The visitors from south were once again defeated in Sydney by a one-goal margin in the space of seven days. Lightning may not strike twice but for Kevin Muscat’s men the Sydney curse did certainly return.

On the other side of the fence the Wanderers remain unbeaten and their Cinderella-like story continues unabated. It must be a source of immense pride for Tony Popovic to see his side maintain such discipline and composure even when under fire because the Victory were definitely the better side in the first half at least.

The early chances of the game were to Melbourne Victory but neither Mitch Nichols nor James Troisi could steer their early shots on goal. One was wide and the other was over.

Jerome Polenz of the Wanderers didn’t let anyone down when at the 10 minute mark he received a yellow card from referee Kris Griffith Jones.

Sadly for Polenz, the Wanderers and coach Popovic, his accumulation of the yellow cards must be of concern. Griffith Jones, an experienced referee and one of the very best in the A-League, was having none of his cavalier tackling style which surely needs some curbing.


Shortly afterwards Melbourne Victory really should have taken the lead when Archie Thompson from close range found the side netting after receiving a header from Mitch Nichols.

This dangerous chance will definitely make the blooper reel at the end of the season even though Thompson will almost certainly blame the wet surface for his calamitous missed chance.

The rain influenced a large proportion of the first half – and indeed the entire game – with neither side really having control of the situation on such a wet night.

Late in the first half there was a series of three close chances in arguably the best few minutes of play.


A Shannon Cole cross almost reached Brendan Santalab, but almost is not good enough because the ball rolled across the face of goal just waiting for someone to latch onto it.

Up the other end play went and once again the villain of the narrative was Thompson who missed the intended target when probably such a classy striker should have done better with his final shot.

The third chance in the series then fell to the Wanderers when Mark Bridge from just outside the box forced Nathan Coe to nicely turn the ball over the crossbar for a corner.

The first half nevertheless ended scoreless but to use boxing vernacular the Melbourne Victory won the half on points.

Luckily for Western Sydney football scoring makes no such allowance for boxing-type counting of points.


The second half got underway with the rain continuing to drench Parramatta Stadium.
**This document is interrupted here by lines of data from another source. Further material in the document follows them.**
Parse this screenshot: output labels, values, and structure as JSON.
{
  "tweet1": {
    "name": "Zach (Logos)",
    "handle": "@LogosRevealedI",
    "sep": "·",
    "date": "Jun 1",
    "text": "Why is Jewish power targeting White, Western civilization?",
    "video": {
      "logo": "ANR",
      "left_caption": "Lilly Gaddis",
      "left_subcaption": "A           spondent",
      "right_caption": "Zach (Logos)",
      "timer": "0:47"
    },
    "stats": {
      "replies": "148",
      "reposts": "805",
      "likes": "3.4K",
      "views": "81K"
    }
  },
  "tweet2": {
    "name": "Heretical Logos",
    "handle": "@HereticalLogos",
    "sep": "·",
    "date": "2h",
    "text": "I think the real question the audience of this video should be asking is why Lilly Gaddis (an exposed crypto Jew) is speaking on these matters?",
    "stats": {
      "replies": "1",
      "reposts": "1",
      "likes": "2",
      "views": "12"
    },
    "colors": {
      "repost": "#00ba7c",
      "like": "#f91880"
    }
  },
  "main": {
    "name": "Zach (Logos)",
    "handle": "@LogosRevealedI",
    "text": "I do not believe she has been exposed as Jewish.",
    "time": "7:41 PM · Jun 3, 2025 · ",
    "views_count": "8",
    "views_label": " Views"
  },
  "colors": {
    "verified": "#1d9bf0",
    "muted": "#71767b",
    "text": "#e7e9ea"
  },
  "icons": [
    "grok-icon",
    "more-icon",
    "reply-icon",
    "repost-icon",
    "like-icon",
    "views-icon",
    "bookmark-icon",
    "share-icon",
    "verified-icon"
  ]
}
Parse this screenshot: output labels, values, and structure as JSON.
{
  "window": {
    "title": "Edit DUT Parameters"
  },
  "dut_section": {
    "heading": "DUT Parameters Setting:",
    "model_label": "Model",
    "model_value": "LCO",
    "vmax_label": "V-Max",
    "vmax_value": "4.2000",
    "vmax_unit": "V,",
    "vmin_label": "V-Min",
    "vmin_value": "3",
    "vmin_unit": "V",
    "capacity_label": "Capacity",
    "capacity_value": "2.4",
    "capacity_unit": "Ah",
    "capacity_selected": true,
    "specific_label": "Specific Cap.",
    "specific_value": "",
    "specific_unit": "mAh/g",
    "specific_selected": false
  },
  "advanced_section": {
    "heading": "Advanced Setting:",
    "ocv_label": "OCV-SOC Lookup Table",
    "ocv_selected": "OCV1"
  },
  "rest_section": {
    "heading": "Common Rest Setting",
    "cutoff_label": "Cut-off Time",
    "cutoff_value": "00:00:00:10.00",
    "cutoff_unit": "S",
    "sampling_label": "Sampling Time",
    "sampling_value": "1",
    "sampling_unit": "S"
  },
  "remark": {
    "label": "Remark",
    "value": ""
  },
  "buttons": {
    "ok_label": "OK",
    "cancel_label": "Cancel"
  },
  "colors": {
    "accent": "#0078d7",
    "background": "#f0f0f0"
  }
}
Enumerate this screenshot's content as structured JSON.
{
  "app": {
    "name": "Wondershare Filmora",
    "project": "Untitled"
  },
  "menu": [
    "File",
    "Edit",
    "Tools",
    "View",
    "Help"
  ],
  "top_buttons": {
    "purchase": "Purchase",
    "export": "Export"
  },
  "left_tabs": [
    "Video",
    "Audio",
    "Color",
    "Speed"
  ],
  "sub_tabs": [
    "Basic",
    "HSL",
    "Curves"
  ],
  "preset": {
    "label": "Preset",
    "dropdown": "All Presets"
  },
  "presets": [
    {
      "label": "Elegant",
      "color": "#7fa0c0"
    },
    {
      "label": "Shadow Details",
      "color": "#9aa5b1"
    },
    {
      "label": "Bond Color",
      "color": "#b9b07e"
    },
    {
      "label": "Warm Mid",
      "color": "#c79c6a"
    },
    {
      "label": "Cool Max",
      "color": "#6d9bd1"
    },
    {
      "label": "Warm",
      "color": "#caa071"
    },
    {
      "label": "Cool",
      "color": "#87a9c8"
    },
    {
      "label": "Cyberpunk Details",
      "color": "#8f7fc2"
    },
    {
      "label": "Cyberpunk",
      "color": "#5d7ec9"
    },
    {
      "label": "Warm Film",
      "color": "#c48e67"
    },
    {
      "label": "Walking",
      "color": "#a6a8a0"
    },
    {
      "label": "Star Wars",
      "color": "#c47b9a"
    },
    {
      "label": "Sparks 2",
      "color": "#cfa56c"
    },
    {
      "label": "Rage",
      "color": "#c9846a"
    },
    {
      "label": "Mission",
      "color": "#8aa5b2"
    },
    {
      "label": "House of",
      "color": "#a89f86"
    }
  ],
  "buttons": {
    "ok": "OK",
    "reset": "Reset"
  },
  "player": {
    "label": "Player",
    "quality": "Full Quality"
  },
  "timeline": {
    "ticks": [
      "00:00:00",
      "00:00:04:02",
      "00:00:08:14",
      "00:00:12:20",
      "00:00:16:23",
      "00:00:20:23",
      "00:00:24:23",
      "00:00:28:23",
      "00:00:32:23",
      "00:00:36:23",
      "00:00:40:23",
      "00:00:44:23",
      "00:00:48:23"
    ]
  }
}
It was the 54th minute when Santalab took too much time in the box on the ball and Coe was able to smother out any attempt.

The Wanderers went close shortly afterwards when a Cole free kick just sailed over but the real surprise was that Cole actually took the free kick in the first place when Shinji Ono was hovering.

Ono became another player to waste too much precious time in the box and dithered instead of shooting first time. The ball tamely went away for a goal kick and the marquee Japanese import kicked the ball away into the tenth row of the crowd in frustration. Griffith Jones duly, and correctly, issued him with a yellow card.

The break through arrived in the 82ndminute when Labinot Haliti, not long on the field himself, went charging down the side and fired in a lovely ball from which Mark Bridge didn’t miss when standing so close to goal.

It was an easy goal in the end which sent a dagger through the hearts of the Victory supporters who probably numbered about 500 on the night.

At the final whistle Kevin Muscat threw down his umbrella in frustration and for many it would have been no surprise given his feisty reputation as a player.